Die Post-Walt-Disney-Ära hat begonnen

Die Disney-Filme haben immer auch bestochen durch eine Disziplin, die auf den ersten Blick nicht auffällt: Die aufwändig animierten Figuren brauchen Stimmen. Meistens holt sich Disney britische Talente vors Mikrofon – wenn echter US-Slang erklingt, dann meist bei den Straßentieren wie O'Malley oder Strolch. Manche Stimme wurde durch die Synchronarbeit prominent; Edgar Ott zum Beispiel wurde als deutscher Balu unsterblich. In diesem ersten Film, der ganz ohne den direkten Einfluss des 1966 verstorbenen Walt Disney entstanden ist, taucht erstmals eine Synchronstimme auf, die schon vorher berühmt war: Peter Ustinov („Hammersmith ist raus“ – 1972; „Die Stunde der Komödianten“ – 1967; „Topkapi“ – 1964; „Spartacus“ – 1960; „Wir sind keine Engel“ – 1955; „Quo Vadis“ – 1951) spricht Prinz John (und König Richard). Das muss ihm einen höllischen Spaß gemacht haben. Ustinov wirft sich mit Verve in die Boshaftigkeit des Usurpators und in die Dämlichkeit des Daumen lutschenden Muttersöhnchens. Er synchronisiert John auch in der deutschen Synchronfassung – auch da mit Lust und Genie.

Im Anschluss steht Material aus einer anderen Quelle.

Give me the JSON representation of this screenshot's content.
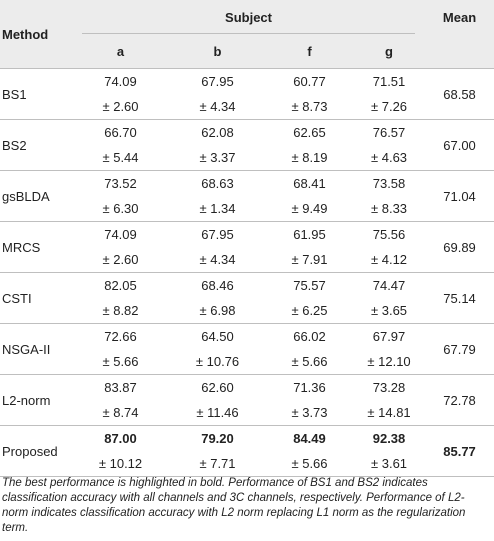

Man darf vermuten, dass Walt Disney die düstere Tonalität des geknechteten Volks abgemildert hätte. Legendär sein Einfluss auf das Dschungelbuch, das er von einem düsteren Entwurf zu einem fröhlichen Singspiel umbauen ließ. Bislang schien es unvereinbar, das Elend unterdrückter Untertanen und der bunte Zeichentrick. in „Robin Hood“ gelingt das sehr gut, gibt dem – immer noch – fröhlichen Film die nötige Tiefe, mit der man dann auch eine echte Geschichte erzählen kann. So markiert „Robin Hood“ nicht nur den Beginn der Ära nach Walt Disney. Er markiert möglicherweise eine Zeitenwende im Disney-Zeichentrick. Die Zeit der Filme mit harmlosen, vom Prinzen träumenden Prinzessinnen, die Zeit sülicher Romantik geht zu Ende; die neuen Herren im Disney-Imperium wollen Abenteuer, Drama – und süße Figuren.